Hey girl - I know swimsuit season can be hard when your struggling with your body image. Working through negative body image is hard enough with the pressures you put on yourself - then you add in society’s pressures to be “bikini ready” and it’s another level of HARD. Today I’m going to share some tips that help me keep a positive mindset during this time of year and unpack why we feel pressured to be bikini ready.
The concept of the “bikini body” is quite simple: In order to be worthy of wearing a bikini, your body must be socially acceptable or deemed “attractive” by society’s standards. This could include: a flat tummy, full butt, big boobs, toned legs, tanned skin, no blemishes, no hair, no cellulite and no stretch marks. Basically, the “bikini body” is equivalent to that of a heavily photoshopped celebrity or model that doesn’t even look like that themselves.

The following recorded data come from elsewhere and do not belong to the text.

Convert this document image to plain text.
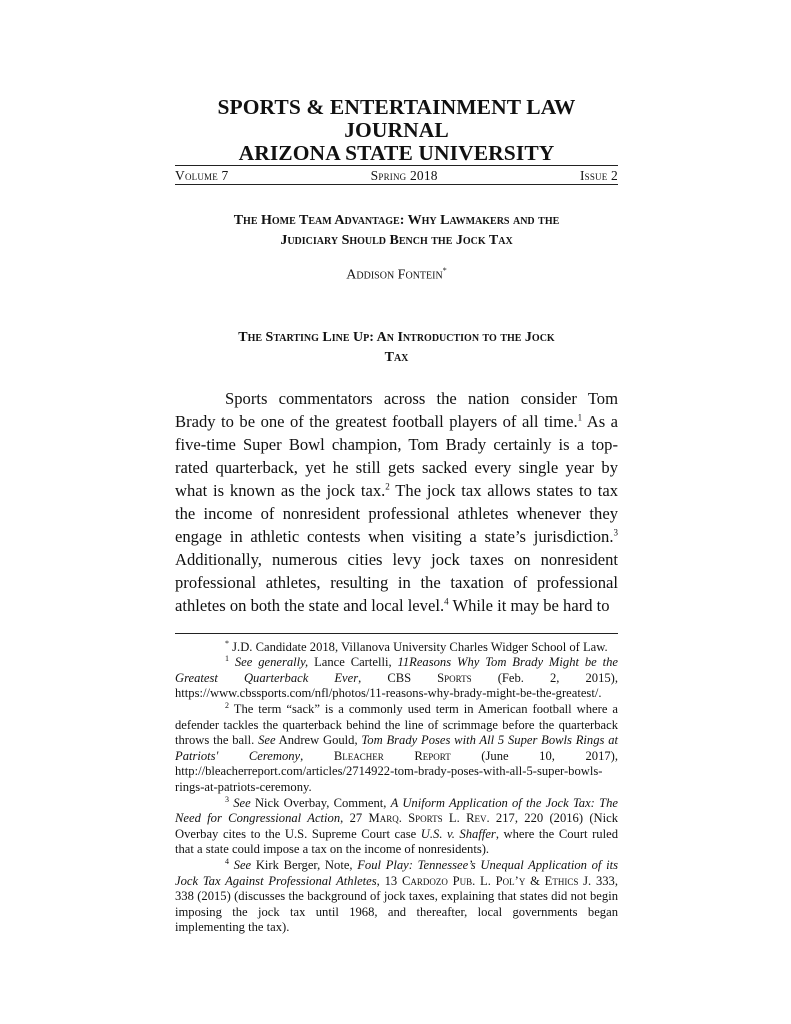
SPORTS & ENTERTAINMENT LAW JOURNAL
ARIZONA STATE UNIVERSITY
Volume 7	Spring 2018	Issue 2
The Home Team Advantage: Why Lawmakers and the
Judiciary Should Bench the Jock Tax
Addison Fontein*
The Starting Line Up: An Introduction to the Jock
Tax

Sports commentators across the nation consider Tom Brady to be one of the greatest football players of all time.$^1$ As a five-time Super Bowl champion, Tom Brady certainly is a top-rated quarterback, yet he still gets sacked every single year by what is known as the jock tax.$^2$ The jock tax allows states to tax the income of nonresident professional athletes whenever they engage in athletic contests when visiting a state’s jurisdiction.$^3$ Additionally, numerous cities levy jock taxes on nonresident professional athletes, resulting in the taxation of professional athletes on both the state and local level.$^4$ While it may be hard to

* J.D. Candidate 2018, Villanova University Charles Widger School of Law.

$^1$ See generally, Lance Cartelli, 11Reasons Why Tom Brady Might be the Greatest Quarterback Ever, CBS Sports (Feb. 2, 2015), https://www.cbssports.com/nfl/photos/11-reasons-why-brady-might-be-the-greatest/.

$^2$ The term “sack” is a commonly used term in American football where a defender tackles the quarterback behind the line of scrimmage before the quarterback throws the ball. See Andrew Gould, Tom Brady Poses with All 5 Super Bowls Rings at Patriots' Ceremony, Bleacher Report (June 10, 2017), http://bleacherreport.com/articles/2714922-tom-brady-poses-with-all-5-super-bowls-rings-at-patriots-ceremony.

$^3$ See Nick Overbay, Comment, A Uniform Application of the Jock Tax: The Need for Congressional Action, 27 Marq. Sports L. Rev. 217, 220 (2016) (Nick Overbay cites to the U.S. Supreme Court case U.S. v. Shaffer, where the Court ruled that a state could impose a tax on the income of nonresidents).

$^4$ See Kirk Berger, Note, Foul Play: Tennessee’s Unequal Application of its Jock Tax Against Professional Athletes, 13 Cardozo Pub. L. Pol’y & Ethics J. 333, 338 (2015) (discusses the background of jock taxes, explaining that states did not begin imposing the jock tax until 1968, and thereafter, local governments began implementing the tax).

Throughout history, the beauty standards have evolved and changed, but the common denominator is: women feel pressured to look a certain way in order to be seen as beautiful. If you googled “bikini body” a few years ago, only pictures of young, tall, tan and lean women will show up. In recent years, the popularity of body building’s “bikini” category has probably put a new element of pressure on this term - needing to be exceptionally fit and muscular to be bikini ready. Thankfully, the body positive movement has led to more and more women owning their natural body shapes and confidently flaunting their swimwear. Celebrity models such as Iskra Lawrence and Charli Howard are amazing role models and activists in this movement; they are proving that you don’t have to have the body of a Victoria’s Secret Angel to be sexy and beautiful. These messages are having an impact on society’s views because, now when you google “bikini body” you’ll see pictures of fuller-figured women like Iskra Lawrence (looking amazing by the way!).

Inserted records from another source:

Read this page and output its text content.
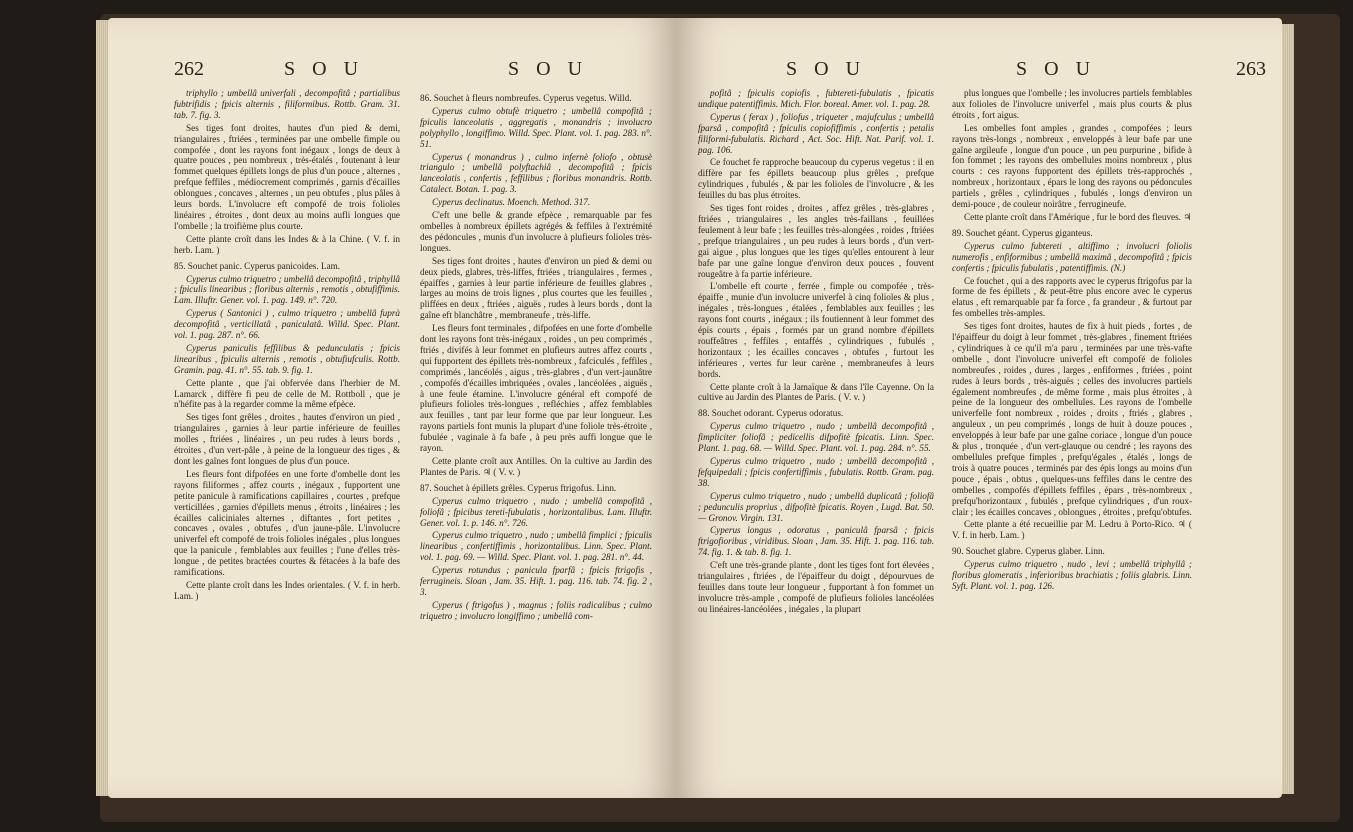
262	S O U	S O U

triphyllo ; umbellâ univerfali , decompofitâ ; partialibus fubtrifidis ; fpicis alternis , filiformibus. Rottb. Gram. 31. tab. 7. fig. 3.

Ses tiges font droites, hautes d'un pied & demi, triangulaires , ftriées , terminées par une ombelle fimple ou compofée , dont les rayons font inégaux , longs de deux à quatre pouces , peu nombreux , très-étalés , foutenant à leur fommet quelques épillets longs de plus d'un pouce , alternes , prefque feffiles , médiocrement comprimés , garnis d'écailles oblongues , concaves , alternes , un peu obtufes , plus pâles à leurs bords. L'involucre eft compofé de trois folioles linéaires , étroites , dont deux au moins aufli longues que l'ombelle ; la troifième plus courte.

Cette plante croît dans les Indes & à la Chine. ( V. f. in herb. Lam. )

85. Souchet panic. Cyperus panicoides. Lam.

Cyperus culmo triquetro ; umbellâ decompofitâ , triphyllâ ; fpiculis linearibus ; floribus alternis , remotis , obtufiffimis. Lam. Illuftr. Gener. vol. 1. pag. 149. n°. 720.

Cyperus ( Santonici ) , culmo triquetro ; umbellâ fuprà decompofitâ , verticillatâ , paniculatâ. Willd. Spec. Plant. vol. 1. pag. 287. n°. 66.

Cyperus paniculis feffilibus & pedunculatis ; fpicis linearibus , fpiculis alternis , remotis , obtufiufculis. Rottb. Gramin. pag. 41. n°. 55. tab. 9. fig. 1.

Cette plante , que j'ai obfervée dans l'herbier de M. Lamarck , diffère fi peu de celle de M. Rottboll , que je n'héfite pas à la regarder comme la même efpèce.

Ses tiges font grêles , droites , hautes d'environ un pied , triangulaires , garnies à leur partie inférieure de feuilles molles , ftriées , linéaires , un peu rudes à leurs bords , étroites , d'un vert-pâle , à peine de la longueur des tiges , & dont les gaînes font longues de plus d'un pouce.

Les fleurs font difpofées en une forte d'ombelle dont les rayons filiformes , affez courts , inégaux , fupportent une petite panicule à ramifications capillaires , courtes , prefque verticillées , garnies d'épillets menus , étroits , linéaires ; les écailles caliciniales alternes , diftantes , fort petites , concaves , ovales , obtufes , d'un jaune-pâle. L'involucre univerfel eft compofé de trois folioles inégales , plus longues que la panicule , femblables aux feuilles ; l'une d'elles très-longue , de petites bractées courtes & fétacées à la bafe des ramifications.

Cette plante croît dans les Indes orientales. ( V. f. in herb. Lam. )

86. Souchet à fleurs nombreufes. Cyperus vegetus. Willd.

Cyperus culmo obtufè triquetro ; umbellâ compofitâ ; fpiculis lanceolatis , aggregatis , monandris ; involucro polyphyllo , longiffimo. Willd. Spec. Plant. vol. 1. pag. 283. n°. 51.

Cyperus ( monandrus ) , culmo infernè foliofo , obtusè triangulo ; umbellâ polyftachiâ , decompofitâ ; fpicis lanceolatis , confertis , feffilibus ; floribus monandris. Rottb. Catalect. Botan. 1. pag. 3.

Cyperus declinatus. Moench. Method. 317.

C'eft une belle & grande efpèce , remarquable par fes ombelles à nombreux épillets agrégés & feffiles à l'extrémité des pédoncules , munis d'un involucre à plufieurs folioles très-longues.

Ses tiges font droites , hautes d'environ un pied & demi ou deux pieds, glabres, très-liffes, ftriées , triangulaires , fermes , épaiffes , garnies à leur partie inférieure de feuilles glabres , larges au moins de trois lignes , plus courtes que les feuilles , pliffées en deux , ftriées , aiguës , rudes à leurs bords , dont la gaîne eft blanchâtre , membraneufe , très-liffe.

Les fleurs font terminales , difpofées en une forte d'ombelle dont les rayons font très-inégaux , roides , un peu comprimés , ftriés , divifés à leur fommet en plufieurs autres affez courts , qui fupportent des épillets très-nombreux , fafciculés , feffiles , comprimés , lancéolés , aigus , très-glabres , d'un vert-jaunâtre , compofés d'écailles imbriquées , ovales , lancéolées , aiguës , à une feule étamine. L'involucre général eft compofé de plufieurs folioles très-longues , refléchies , affez femblables aux feuilles , tant par leur forme que par leur longueur. Les rayons partiels font munis la plupart d'une foliole très-étroite , fubulée , vaginale à fa bafe , à peu près auffi longue que le rayon.

Cette plante croît aux Antilles. On la cultive au Jardin des Plantes de Paris. ♃ ( V. v. )

87. Souchet à épillets grêles. Cyperus ftrigofus. Linn.

Cyperus culmo triquetro , nudo ; umbellâ compofitâ , foliofâ ; fpicibus tereti-fubulatis , horizontalibus. Lam. Illuftr. Gener. vol. 1. p. 146. n°. 726.

Cyperus culmo triquetro , nudo ; umbellâ fimplici ; fpiculis linearibus , confertiffimis , horizontalibus. Linn. Spec. Plant. vol. 1. pag. 69. — Willd. Spec. Plant. vol. 1. pag. 281. n°. 44.

Cyperus rotundus ; panicula fparfâ ; fpicis ftrigofis , ferrugineis. Sloan , Jam. 35. Hift. 1. pag. 116. tab. 74. fig. 2 , 3.

Cyperus ( ftrigofus ) , magnus ; foliis radicalibus ; culmo triquetro ; involucro longiffimo ; umbellâ com-

S O U	S O U	263

pofitâ ; fpiculis copiofis , fubtereti-fubulatis , fpicatis undique patentiffimis. Mich. Flor. boreal. Amer. vol. 1. pag. 28.

Cyperus ( ferax ) , foliofus , triqueter , majufculus ; umbellâ fparsâ , compofitâ ; fpiculis copiofiffimis , confertis ; petalis filiformi-fubulatis. Richard , Act. Soc. Hift. Nat. Parif. vol. 1. pag. 106.

Ce fouchet fe rapproche beaucoup du cyperus vegetus : il en diffère par fes épillets beaucoup plus grêles , prefque cylindriques , fubulés , & par les folioles de l'involucre , & les feuilles du bas plus étroites.

Ses tiges font roides , droites , affez grêles , très-glabres , ftriées , triangulaires , les angles très-faillans , feuillées feulement à leur bafe ; les feuilles très-alongées , roides , ftriées , prefque triangulaires , un peu rudes à leurs bords , d'un vert-gai aigue , plus longues que les tiges qu'elles entourent à leur bafe par une gaîne longue d'environ deux pouces , fouvent rougeâtre à fa partie inférieure.

L'ombelle eft courte , ferrée , fimple ou compofée , très-épaiffe , munie d'un involucre univerfel à cinq folioles & plus , inégales , très-longues , étalées , femblables aux feuilles ; les rayons font courts , inégaux ; ils foutiennent à leur fommet des épis courts , épais , formés par un grand nombre d'épillets rouffeâtres , feffiles , entaffés , cylindriques , fubulés , horizontaux ; les écailles concaves , obtufes , furtout les inférieures , vertes fur leur carène , membraneufes à leurs bords.

Cette plante croît à la Jamaïque & dans l'île Cayenne. On la cultive au Jardin des Plantes de Paris. ( V. v. )

88. Souchet odorant. Cyperus odoratus.

Cyperus culmo triquetro , nudo ; umbellâ decompofitâ , fimpliciter foliofâ ; pedicellis difpofitè fpicatis. Linn. Spec. Plant. 1. pag. 68. — Willd. Spec. Plant. vol. 1. pag. 284. n°. 55.

Cyperus culmo triquetro , nudo ; umbellâ decompofitâ , fefquipedali ; fpicis confertiffimis , fubulatis. Rottb. Gram. pag. 38.

Cyperus culmo triquetro , nudo ; umbellâ duplicatâ ; foliofâ ; pedunculis proprius , difpofitè fpicatis. Royen , Lugd. Bat. 50. — Gronov. Virgin. 131.

Cyperus longus , odoratus , paniculâ fparsâ ; fpicis ftrigofioribus , viridibus. Sloan , Jam. 35. Hift. 1. pag. 116. tab. 74. fig. 1. & tab. 8. fig. 1.

C'eft une très-grande plante , dont les tiges font fort élevées , triangulaires , ftriées , de l'épaiffeur du doigt , dépourvues de feuilles dans toute leur longueur , fupportant à fon fommet un involucre très-ample , compofé de plufieurs folioles lancéolées ou linéaires-lancéolées , inégales , la plupart

plus longues que l'ombelle ; les involucres partiels femblables aux folioles de l'involucre univerfel , mais plus courts & plus étroits , fort aigus.

Les ombelles font amples , grandes , compofées ; leurs rayons très-longs , nombreux , enveloppés à leur bafe par une gaîne argileufe , longue d'un pouce , un peu purpurine , bifide à fon fommet ; les rayons des ombellules moins nombreux , plus courts : ces rayons fupportent des épillets très-rapprochés , nombreux , horizontaux , épars le long des rayons ou pédoncules partiels , grêles , cylindriques , fubulés , longs d'environ un demi-pouce , de couleur noirâtre , ferrugineufe.

Cette plante croît dans l'Amérique , fur le bord des fleuves. ♃

89. Souchet géant. Cyperus giganteus.

Cyperus culmo fubtereti , altiffimo ; involucri foliolis numerofis , enfiformibus ; umbellâ maximâ , decompofitâ ; fpicis confertis ; fpiculis fubulatis , patentiffimis. (N.)

Ce fouchet , qui a des rapports avec le cyperus ftrigofus par la forme de fes épillets , & peut-être plus encore avec le cyperus elatus , eft remarquable par fa force , fa grandeur , & furtout par fes ombelles très-amples.

Ses tiges font droites, hautes de fix à huit pieds , fortes , de l'épaiffeur du doigt à leur fommet , très-glabres , finement ftriées , cylindriques à ce qu'il m'a paru , terminées par une très-vafte ombelle , dont l'involucre univerfel eft compofé de folioles nombreufes , roides , dures , larges , enfiformes , ftriées , point rudes à leurs bords , très-aiguës ; celles des involucres partiels également nombreufes , de même forme , mais plus étroites , à peine de la longueur des ombellules. Les rayons de l'ombelle univerfelle font nombreux , roides , droits , ftriés , glabres , anguleux , un peu comprimés , longs de huit à douze pouces , enveloppés à leur bafe par une gaîne coriace , longue d'un pouce & plus , tronquée , d'un vert-glauque ou cendré ; les rayons des ombellules prefque fimples , prefqu'égales , étalés , longs de trois à quatre pouces , terminés par des épis longs au moins d'un pouce , épais , obtus , quelques-uns feffiles dans le centre des ombelles , compofés d'épillets feffiles , épars , très-nombreux , prefqu'horizontaux , fubulés , prefque cylindriques , d'un roux-clair ; les écailles concaves , oblongues , étroites , prefqu'obtufes.

Cette plante a été recueillie par M. Ledru à Porto-Rico. ♃ ( V. f. in herb. Lam. )

90. Souchet glabre. Cyperus glaber. Linn.

Cyperus culmo triquetro , nudo , levi ; umbellâ triphyllâ ; floribus glomeratis , inferioribus brachiatis ; foliis glabris. Linn. Syft. Plant. vol. 1. pag. 126.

Though there has been some improvement, do you see a large representation of bodies? No. Even though we are changing the way we think of beauty, diet culture is still a strong force and we are still feeling the pressures to diet and exercise our way to bikini season. In recent years, many women are rejecting the idea of the “bikini body” by proving they already have one. Many social media users have posted versions of the saying, "Want a bikini body? Put a bikini on your body."
While I whole-heartedly believe we are all worthy of wearing a bikini just as we are, I too still struggle with my body image. I am not going to lie and tell you that I don’t feel the pressures to diet and “lean out” for summer. I still feel self-consious about my tummy not being as flat as it could be, and I wish I looked more “toned”. I am actively working on my body image and appreciating my body at any stage. I have been involved in the fitness community for years, so sometimes I don’t even notice when messages are influenced by diet culture. It’s kind of the norm in the body building community to “bulk up” in the winter and “cut down” in the summer. While many people can do this from a healthy mindset, those of us who have a disordered past with food and body image just need to check in with ourselves and make sure we are not engaging in unhealthy thoughts and behaviors. If you want to change your body, that is totally OK and it’s your choice. I just implore you to consider your motivations and make sure your reasons are intrinsic not extrinsic.
So…. How do you protect yourself from negative thoughts this time of year? How do you work on a positive body image while having constant pressures thrown at you?
Here’s some tips:
Unfollow any Instagram accounts that make you feel unworthy or bad about your body
Do follow body-positive accounts and a variety of body types, that show real women
Some of my favorites include:
Iskra Lawrence @iskra
Charli Howard @charlihoward
Mik Zazon @mikzazon
I Weigh @i_weigh
Kelly U @_kellyu
Megan Jayne Crabbe @bodyposipanda
Jenna Kutcher @jennakutcher
Victoria Myers @victoriamyers_
Jen Brett @jenbretty
Write down (or speak) positive affirmations to yourself. Example, “my beauty or my worth does not come from my outward appearance. I am strong and I am beautiful exactly as I am.”
“Practice” being in a bikini by just dancing around your room in your swim suits! Confidence comes practice!
Remember that nobody is judging you like you are judging yourself! Everybody has their own insecurities they’re dealing with so you are probably the least of their worries!
I hope you found this post helpful and found some new ideas to work on your body image! If anything, I want you to know you’re not alone in the struggle. You already have a “bikini body” just as you are.
Escobar, Sam. “The Rise and Fall of the ‘Bikini Body.’” Good Housekeeping, 21 Mar. 2018, www.goodhousekeeping.com/beauty/fashion/a38710/against-the-bikini-body/.
Voelker, Dana K, et al. “Weight Status and Body Image Perceptions in Adolescents: Current Perspectives.” Adolesc Health Med Ther., 25 Aug. 2015, pp. 149–158., www.ncbi.nlm.nih.gov/pmc/articles/PMC4554432/.